Up until this point, all the frame work has simply been sitting on the concrete slab. It was what I call a calculated risk. I could have anchored all the sections immediately upon putting them up but that wouldn't allow me to tweak things if I needed to later on. Or I could get all the walls up and tweaked to be square and plumb and then risk the possibility of a high wind coming along and blowing the entire thing into a splintered heap into the nearby woods. So I had made a calculated risk and left things sitting just on top of the slap with an eye on the weather forecast and tools ready to go so I could anchor what I have if high winds were forecasted. Fortunately they weren't around during the four days I spent framing up the walls.
I was brought up by a father who used J-bolts to anchor things to concrete. This requires sinking the hook part of the J-bolt down into wet concrete and leaving the straight end exposed, precisely where it was needed later on to apply a washer and a nut.
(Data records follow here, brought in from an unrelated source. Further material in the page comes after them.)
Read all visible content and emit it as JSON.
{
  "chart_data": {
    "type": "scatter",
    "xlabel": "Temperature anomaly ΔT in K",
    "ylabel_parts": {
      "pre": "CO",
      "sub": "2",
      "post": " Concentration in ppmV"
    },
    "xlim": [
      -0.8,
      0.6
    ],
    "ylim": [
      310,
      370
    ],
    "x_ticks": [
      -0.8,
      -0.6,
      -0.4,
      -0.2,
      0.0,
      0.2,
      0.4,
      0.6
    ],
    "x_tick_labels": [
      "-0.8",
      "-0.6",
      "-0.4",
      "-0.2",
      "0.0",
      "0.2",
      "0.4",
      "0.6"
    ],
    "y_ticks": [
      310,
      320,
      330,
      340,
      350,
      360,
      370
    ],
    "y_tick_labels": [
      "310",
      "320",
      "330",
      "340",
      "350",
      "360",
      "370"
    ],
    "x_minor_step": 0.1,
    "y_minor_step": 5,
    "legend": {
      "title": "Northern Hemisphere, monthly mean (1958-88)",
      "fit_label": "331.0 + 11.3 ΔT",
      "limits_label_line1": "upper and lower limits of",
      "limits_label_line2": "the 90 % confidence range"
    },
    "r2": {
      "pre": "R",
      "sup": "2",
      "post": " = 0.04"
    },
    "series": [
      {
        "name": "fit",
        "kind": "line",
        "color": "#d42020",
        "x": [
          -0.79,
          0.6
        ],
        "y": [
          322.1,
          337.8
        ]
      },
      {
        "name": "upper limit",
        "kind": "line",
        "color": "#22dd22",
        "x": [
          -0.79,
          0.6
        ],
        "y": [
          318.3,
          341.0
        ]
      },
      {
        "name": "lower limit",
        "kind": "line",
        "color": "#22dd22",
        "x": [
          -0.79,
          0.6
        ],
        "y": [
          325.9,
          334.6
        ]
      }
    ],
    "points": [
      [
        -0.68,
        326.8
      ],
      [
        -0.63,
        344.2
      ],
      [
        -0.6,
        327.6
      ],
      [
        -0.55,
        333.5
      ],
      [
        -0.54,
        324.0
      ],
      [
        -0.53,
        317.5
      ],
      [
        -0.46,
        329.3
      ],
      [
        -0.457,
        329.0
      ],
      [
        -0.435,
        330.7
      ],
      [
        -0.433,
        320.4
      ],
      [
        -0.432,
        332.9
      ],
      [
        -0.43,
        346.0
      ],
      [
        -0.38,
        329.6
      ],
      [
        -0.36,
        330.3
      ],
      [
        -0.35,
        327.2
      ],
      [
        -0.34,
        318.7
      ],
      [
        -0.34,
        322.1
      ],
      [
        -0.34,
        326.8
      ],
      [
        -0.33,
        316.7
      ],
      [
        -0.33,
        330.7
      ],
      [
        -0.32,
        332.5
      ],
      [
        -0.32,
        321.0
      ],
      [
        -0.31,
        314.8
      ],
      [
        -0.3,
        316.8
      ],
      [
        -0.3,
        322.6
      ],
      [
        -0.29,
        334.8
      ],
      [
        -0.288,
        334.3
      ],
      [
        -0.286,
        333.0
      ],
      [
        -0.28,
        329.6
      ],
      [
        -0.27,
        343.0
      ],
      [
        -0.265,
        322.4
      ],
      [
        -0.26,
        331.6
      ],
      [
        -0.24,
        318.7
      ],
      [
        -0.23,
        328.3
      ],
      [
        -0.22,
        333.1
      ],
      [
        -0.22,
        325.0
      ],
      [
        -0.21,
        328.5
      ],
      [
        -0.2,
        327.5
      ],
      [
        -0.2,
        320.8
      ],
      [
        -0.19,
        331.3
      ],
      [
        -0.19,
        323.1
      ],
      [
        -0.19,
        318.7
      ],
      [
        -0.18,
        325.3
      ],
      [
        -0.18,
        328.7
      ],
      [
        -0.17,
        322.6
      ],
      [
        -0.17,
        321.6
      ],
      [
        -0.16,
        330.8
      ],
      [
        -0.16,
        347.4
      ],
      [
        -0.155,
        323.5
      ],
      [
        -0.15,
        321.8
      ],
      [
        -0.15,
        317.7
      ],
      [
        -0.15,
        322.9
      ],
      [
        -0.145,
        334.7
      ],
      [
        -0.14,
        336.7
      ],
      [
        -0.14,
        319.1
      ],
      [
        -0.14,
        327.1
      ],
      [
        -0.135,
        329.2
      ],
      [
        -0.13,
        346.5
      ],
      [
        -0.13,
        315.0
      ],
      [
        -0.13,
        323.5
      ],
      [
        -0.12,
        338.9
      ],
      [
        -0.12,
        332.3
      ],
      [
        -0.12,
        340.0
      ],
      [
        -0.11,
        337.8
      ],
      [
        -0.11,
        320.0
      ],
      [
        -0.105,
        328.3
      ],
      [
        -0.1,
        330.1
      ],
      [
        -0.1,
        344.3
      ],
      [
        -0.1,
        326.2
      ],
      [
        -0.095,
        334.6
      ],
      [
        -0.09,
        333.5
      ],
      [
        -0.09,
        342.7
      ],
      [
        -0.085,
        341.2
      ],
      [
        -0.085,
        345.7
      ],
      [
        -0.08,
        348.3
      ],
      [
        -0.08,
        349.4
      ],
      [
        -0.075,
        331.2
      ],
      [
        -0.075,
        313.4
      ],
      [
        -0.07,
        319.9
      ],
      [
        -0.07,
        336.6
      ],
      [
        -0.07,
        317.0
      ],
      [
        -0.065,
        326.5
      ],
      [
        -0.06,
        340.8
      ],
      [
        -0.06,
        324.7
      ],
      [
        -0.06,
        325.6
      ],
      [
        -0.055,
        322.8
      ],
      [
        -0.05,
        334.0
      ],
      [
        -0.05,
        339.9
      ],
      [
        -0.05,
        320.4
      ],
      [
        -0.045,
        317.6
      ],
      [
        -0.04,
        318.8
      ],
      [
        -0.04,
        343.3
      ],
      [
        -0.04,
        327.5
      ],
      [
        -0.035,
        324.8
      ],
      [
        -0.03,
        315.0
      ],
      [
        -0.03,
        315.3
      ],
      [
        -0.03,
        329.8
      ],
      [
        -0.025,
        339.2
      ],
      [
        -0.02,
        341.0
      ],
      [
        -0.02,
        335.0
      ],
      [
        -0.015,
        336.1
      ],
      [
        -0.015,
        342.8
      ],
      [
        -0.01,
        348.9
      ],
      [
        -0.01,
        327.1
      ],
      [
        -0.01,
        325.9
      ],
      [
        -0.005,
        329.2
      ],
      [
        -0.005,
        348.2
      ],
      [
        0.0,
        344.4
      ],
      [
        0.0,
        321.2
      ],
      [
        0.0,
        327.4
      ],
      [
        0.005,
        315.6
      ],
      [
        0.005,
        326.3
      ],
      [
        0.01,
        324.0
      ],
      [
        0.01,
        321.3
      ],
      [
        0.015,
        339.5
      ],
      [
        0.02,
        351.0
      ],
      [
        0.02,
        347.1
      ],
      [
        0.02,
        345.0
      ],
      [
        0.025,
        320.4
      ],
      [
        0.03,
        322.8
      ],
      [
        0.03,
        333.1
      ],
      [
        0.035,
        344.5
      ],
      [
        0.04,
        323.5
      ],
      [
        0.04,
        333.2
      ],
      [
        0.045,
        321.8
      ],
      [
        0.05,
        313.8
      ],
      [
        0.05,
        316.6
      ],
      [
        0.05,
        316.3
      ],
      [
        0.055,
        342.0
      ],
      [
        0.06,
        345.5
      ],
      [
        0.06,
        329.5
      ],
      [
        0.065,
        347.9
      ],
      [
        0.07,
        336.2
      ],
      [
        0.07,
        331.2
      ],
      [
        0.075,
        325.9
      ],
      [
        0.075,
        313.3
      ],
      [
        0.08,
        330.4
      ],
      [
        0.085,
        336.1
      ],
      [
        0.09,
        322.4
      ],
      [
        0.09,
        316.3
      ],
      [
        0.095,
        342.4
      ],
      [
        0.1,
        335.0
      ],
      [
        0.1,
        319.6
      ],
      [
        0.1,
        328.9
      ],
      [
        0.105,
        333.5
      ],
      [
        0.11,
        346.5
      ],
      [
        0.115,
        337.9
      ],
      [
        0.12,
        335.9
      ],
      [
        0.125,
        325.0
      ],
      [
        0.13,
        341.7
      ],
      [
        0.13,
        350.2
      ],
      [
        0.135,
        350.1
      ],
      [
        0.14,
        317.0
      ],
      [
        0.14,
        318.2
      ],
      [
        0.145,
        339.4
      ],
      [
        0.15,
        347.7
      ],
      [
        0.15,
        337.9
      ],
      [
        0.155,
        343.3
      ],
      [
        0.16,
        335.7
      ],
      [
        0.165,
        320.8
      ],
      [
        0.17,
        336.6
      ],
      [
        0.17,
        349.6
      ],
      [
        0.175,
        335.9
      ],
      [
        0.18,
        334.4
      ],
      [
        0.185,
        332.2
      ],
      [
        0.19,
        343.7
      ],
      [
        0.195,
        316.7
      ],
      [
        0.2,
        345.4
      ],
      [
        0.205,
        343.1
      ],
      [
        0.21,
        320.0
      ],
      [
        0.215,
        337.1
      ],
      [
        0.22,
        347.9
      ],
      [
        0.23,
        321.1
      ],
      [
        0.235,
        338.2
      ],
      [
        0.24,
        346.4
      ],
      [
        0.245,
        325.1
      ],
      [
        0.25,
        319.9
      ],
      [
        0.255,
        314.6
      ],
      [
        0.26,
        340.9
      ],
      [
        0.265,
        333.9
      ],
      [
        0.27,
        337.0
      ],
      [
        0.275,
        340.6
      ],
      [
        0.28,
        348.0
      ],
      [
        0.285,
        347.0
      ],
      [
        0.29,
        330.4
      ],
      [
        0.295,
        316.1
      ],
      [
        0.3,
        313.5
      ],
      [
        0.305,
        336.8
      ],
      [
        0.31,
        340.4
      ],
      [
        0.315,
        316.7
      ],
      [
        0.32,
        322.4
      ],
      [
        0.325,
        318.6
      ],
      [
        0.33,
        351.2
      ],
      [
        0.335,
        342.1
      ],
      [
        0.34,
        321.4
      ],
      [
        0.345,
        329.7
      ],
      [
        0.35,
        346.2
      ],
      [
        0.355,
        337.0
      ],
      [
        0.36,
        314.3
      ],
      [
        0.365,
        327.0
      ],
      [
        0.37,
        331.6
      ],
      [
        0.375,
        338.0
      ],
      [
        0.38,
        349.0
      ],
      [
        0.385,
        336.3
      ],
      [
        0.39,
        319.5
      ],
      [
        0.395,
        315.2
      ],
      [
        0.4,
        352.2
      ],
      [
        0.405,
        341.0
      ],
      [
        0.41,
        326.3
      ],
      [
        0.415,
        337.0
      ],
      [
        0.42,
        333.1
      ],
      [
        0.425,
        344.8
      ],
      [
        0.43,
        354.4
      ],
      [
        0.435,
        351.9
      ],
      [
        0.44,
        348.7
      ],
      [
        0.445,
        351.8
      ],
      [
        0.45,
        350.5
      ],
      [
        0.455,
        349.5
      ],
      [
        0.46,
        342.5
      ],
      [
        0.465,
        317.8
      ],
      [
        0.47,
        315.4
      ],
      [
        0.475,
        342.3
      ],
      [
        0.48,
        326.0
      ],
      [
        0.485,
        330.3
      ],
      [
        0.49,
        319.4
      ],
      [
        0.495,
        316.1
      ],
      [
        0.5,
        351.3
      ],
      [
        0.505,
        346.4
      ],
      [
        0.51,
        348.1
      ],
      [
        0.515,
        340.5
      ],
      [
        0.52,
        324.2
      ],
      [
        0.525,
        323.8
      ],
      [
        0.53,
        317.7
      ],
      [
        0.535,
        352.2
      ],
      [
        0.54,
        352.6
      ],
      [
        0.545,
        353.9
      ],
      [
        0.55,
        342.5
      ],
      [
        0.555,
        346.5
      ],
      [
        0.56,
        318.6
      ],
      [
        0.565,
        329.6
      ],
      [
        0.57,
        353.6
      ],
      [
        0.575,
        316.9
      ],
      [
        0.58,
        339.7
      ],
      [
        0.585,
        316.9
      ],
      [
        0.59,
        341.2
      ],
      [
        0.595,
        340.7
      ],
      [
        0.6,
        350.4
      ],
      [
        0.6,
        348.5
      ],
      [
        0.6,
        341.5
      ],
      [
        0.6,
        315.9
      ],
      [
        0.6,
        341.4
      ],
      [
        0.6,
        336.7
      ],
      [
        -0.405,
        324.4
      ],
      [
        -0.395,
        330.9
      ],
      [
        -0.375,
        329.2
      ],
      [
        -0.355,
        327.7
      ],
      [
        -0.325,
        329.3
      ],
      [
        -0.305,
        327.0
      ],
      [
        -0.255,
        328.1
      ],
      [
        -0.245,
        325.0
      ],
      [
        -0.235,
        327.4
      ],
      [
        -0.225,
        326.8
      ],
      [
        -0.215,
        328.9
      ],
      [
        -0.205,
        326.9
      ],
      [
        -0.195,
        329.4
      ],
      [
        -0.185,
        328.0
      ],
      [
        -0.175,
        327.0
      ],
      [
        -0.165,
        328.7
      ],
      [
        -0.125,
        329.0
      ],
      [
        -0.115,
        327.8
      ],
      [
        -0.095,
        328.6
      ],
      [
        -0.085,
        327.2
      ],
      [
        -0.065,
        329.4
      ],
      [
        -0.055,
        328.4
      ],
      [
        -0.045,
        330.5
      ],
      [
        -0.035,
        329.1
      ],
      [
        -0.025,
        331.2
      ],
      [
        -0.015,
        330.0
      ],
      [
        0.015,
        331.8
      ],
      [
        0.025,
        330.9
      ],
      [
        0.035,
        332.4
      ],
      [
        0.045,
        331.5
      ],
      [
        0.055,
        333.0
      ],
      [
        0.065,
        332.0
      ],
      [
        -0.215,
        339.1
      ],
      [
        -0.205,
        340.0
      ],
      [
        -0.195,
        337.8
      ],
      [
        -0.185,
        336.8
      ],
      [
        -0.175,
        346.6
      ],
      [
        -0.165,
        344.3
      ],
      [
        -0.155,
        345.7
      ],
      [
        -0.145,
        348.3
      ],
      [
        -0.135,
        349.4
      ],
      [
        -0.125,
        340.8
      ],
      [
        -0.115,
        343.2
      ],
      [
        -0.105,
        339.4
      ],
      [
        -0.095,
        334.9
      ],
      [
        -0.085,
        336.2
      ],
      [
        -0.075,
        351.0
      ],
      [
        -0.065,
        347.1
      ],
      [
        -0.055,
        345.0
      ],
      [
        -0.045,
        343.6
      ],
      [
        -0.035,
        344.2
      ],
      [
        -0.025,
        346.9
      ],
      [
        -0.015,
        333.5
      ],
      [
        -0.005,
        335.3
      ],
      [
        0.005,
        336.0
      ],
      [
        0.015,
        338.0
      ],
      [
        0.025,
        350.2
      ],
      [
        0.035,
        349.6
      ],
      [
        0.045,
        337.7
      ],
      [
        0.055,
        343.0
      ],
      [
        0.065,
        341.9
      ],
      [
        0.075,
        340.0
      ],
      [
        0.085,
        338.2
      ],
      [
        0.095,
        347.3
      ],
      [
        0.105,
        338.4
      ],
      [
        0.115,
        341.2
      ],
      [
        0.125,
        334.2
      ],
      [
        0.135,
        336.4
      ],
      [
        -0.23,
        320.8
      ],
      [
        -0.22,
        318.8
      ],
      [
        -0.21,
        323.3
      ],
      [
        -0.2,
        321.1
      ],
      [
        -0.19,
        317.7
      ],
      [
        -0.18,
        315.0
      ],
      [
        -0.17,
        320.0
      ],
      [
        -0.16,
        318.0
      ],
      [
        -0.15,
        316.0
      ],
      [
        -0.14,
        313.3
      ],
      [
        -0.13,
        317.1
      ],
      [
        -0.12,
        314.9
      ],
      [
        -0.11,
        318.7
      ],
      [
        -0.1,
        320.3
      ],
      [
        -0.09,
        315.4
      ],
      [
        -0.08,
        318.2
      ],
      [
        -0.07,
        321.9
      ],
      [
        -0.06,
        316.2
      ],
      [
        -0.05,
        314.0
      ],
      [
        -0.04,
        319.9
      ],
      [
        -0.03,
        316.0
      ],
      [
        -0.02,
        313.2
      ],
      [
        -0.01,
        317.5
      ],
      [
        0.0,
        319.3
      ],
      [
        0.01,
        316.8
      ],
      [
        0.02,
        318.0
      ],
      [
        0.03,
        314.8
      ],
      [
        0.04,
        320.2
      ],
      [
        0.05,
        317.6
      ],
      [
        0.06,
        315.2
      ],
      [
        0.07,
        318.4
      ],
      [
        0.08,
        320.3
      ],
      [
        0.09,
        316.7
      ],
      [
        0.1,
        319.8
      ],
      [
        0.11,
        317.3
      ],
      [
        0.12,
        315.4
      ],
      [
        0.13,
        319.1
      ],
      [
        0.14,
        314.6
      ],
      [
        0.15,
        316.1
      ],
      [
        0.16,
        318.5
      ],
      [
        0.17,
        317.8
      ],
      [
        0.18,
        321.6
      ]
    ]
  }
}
Having done this many times with a small crew on the farm, it is precise work that needs to be done in a hurry and if you mess up and get off, well then you have to jury rig things to make it work. I didn't want that hassle or level of precision.
Fortunately I was watching a YouTube channel that I normally do a few months back and they used the above anchors for a house they were building. They simply drilled a hole in the concrete after everything was where they wanted it so there wasn't a need for any precision. So all I needed was a hammer drill to drill the holes and an impact wrench to screw the anchor down to hold the structure to the concrete, both tools I already owned. So all I needed was a half inch concrete drill bit and the anchor screws.
The entire process took only about 20 minutes not counting the half hour spent driving downtown to obtain a concrete bit that would work for my drill. (The bit I bought ahead of time over the internet was evidently made for a different type of drill.) Because I had all my studs in place, there was no complicated head scratching to figure out locations ahead of time that wouldn't interfere with a stud or be too close to a stud that my tools wouldn't fit. The anchors were pretty pricey and I ended up being short three so I have to get another full box, further increasing the cost but it will be worth it and I will have some extras. My dad is getting ready to build a storage shed down on his property by the cabin so maybe he can take the extras off my hands. It was well worth the experiment and the structure is now rock solid and the wind that will sweep it from the foundation will be the same one that takes my house too so I hope I never see that day.